Dalam kasus curas, pelaku melakukan intimidasi, menghadang korban di lokasi sepi, hingga merampas barang berharga secara paksa.

Sementara pada kasus curanmor, pelaku menggunakan kunci letter T, meminjam kendaraan dengan alasan tertentu, hingga berpura-pura menjadi pembeli dalam transaksi cash on delivery (COD) untuk membawa kabur kendaraan korban.

Dalam operasi tersebut, polisi menyita 410 barang bukti serta uang tunai senilai Rp18,37 juta.
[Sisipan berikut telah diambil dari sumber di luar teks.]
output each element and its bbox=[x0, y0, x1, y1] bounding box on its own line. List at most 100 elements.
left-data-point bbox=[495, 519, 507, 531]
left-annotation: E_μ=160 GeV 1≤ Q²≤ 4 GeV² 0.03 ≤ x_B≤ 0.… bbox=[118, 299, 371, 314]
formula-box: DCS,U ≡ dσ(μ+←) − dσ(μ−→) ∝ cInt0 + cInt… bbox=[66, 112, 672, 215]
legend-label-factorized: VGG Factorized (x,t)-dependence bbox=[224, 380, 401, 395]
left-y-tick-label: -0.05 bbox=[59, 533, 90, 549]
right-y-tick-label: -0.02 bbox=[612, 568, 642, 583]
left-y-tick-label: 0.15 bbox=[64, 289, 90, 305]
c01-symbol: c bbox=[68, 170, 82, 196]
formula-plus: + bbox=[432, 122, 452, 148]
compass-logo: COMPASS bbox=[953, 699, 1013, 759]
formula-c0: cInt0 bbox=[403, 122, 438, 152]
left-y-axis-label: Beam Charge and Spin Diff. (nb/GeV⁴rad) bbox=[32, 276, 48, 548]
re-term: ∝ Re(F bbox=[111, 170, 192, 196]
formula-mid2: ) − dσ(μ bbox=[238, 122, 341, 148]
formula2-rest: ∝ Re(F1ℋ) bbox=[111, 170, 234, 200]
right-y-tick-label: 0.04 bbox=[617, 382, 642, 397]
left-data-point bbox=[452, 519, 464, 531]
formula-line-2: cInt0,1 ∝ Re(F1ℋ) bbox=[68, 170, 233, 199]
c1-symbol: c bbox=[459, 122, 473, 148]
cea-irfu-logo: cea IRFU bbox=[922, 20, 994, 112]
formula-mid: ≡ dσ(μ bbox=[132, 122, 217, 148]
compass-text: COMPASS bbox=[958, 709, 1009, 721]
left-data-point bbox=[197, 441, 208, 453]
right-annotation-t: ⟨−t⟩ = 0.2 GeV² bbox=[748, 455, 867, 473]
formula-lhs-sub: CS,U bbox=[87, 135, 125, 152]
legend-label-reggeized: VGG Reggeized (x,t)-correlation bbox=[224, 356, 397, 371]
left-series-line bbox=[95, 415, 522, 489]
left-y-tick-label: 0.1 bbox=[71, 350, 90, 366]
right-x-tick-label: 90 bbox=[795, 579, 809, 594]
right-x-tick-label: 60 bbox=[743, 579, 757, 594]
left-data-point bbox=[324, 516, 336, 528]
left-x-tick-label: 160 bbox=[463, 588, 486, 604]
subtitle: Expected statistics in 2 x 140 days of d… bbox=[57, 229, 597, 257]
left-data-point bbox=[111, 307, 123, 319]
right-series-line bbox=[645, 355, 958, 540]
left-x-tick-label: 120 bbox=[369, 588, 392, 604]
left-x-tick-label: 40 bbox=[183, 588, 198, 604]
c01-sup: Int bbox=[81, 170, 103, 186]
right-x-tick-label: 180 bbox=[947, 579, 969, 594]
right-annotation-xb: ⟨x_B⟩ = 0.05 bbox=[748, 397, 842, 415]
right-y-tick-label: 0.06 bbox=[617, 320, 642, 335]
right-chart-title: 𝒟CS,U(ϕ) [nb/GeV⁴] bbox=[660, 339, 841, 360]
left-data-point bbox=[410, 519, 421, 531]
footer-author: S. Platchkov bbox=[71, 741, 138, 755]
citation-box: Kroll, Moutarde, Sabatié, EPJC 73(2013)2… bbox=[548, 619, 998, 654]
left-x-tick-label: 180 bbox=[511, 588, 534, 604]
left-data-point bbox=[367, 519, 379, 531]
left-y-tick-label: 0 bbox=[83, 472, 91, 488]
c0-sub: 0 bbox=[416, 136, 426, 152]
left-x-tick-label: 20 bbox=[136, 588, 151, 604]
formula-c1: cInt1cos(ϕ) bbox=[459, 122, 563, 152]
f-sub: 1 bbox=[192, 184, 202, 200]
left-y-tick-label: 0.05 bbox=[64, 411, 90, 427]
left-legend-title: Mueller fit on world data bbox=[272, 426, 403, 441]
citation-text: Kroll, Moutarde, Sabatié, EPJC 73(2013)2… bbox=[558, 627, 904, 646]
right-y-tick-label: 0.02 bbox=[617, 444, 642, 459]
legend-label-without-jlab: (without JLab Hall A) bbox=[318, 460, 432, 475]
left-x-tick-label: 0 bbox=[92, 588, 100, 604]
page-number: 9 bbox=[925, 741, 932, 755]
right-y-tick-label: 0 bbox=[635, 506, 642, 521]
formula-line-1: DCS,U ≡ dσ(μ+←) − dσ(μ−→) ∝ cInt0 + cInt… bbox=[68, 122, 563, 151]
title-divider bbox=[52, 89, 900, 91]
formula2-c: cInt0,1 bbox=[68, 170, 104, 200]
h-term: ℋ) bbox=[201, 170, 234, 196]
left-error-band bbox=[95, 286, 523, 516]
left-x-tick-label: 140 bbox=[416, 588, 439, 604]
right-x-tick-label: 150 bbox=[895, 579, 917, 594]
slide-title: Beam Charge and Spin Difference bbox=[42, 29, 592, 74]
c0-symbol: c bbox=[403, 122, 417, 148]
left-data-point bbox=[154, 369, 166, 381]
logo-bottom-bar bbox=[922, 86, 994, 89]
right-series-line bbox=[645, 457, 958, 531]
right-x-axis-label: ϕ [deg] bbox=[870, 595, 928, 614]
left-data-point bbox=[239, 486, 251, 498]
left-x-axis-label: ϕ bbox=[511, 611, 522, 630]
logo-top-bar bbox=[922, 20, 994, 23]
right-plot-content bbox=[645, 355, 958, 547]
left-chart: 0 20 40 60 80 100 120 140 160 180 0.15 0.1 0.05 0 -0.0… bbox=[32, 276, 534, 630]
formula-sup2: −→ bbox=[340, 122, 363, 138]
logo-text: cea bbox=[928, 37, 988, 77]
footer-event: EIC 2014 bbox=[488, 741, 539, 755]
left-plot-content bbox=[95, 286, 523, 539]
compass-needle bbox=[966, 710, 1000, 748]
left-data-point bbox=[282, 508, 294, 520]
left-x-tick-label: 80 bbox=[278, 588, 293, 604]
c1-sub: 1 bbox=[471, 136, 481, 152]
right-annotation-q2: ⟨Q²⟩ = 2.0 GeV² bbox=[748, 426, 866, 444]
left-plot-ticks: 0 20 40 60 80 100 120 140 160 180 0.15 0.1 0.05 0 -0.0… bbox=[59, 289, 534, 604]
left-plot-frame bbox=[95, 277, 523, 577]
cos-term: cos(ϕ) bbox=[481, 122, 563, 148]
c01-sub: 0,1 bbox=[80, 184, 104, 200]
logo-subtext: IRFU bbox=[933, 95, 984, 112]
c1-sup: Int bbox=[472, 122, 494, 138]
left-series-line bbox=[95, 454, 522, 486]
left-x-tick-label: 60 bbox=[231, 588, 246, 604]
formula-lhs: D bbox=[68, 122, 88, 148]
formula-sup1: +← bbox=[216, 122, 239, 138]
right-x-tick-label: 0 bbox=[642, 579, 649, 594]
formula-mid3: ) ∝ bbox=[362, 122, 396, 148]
Barang bukti yang diamankan antara lain sepeda motor, mobil, telepon genggam, dokumen kendaraan, senjata api rakitan, senjata tajam, amunisi, serta berbagai barang hasil kejahatan lainnya.

Helfi menegaskan, Polda Lampung akan terus mengedepankan langkah preemtif, preventif, dan represif dalam menekan kejahatan jalanan.

Patroli rutin akan terus ditingkatkan dengan menyasar titik-titik rawan berdasarkan hasil analisis dan evaluasi yang dilakukan secara berkala.

Selain itu, polisi juga terus memberikan edukasi kepada masyarakat agar lebih waspada dan berperan aktif menjaga keamanan lingkungan.

Dalam penegakan hukum, kata Helfi, seluruh tindakan kepolisian dilakukan sesuai peraturan perundang-undangan dan prinsip hak asasi manusia.

Namun, terhadap pelaku yang melawan, melarikan diri, atau membahayakan masyarakat dan petugas, kepolisian akan mengambil tindakan tegas dan terukur sesuai ketentuan yang berlaku.

Kapolda juga mengimbau masyarakat untuk meningkatkan kewaspadaan, menggunakan kunci ganda saat memarkir kendaraan, serta segera melaporkan tindak pidana maupun aktivitas mencurigakan melalui layanan darurat 110.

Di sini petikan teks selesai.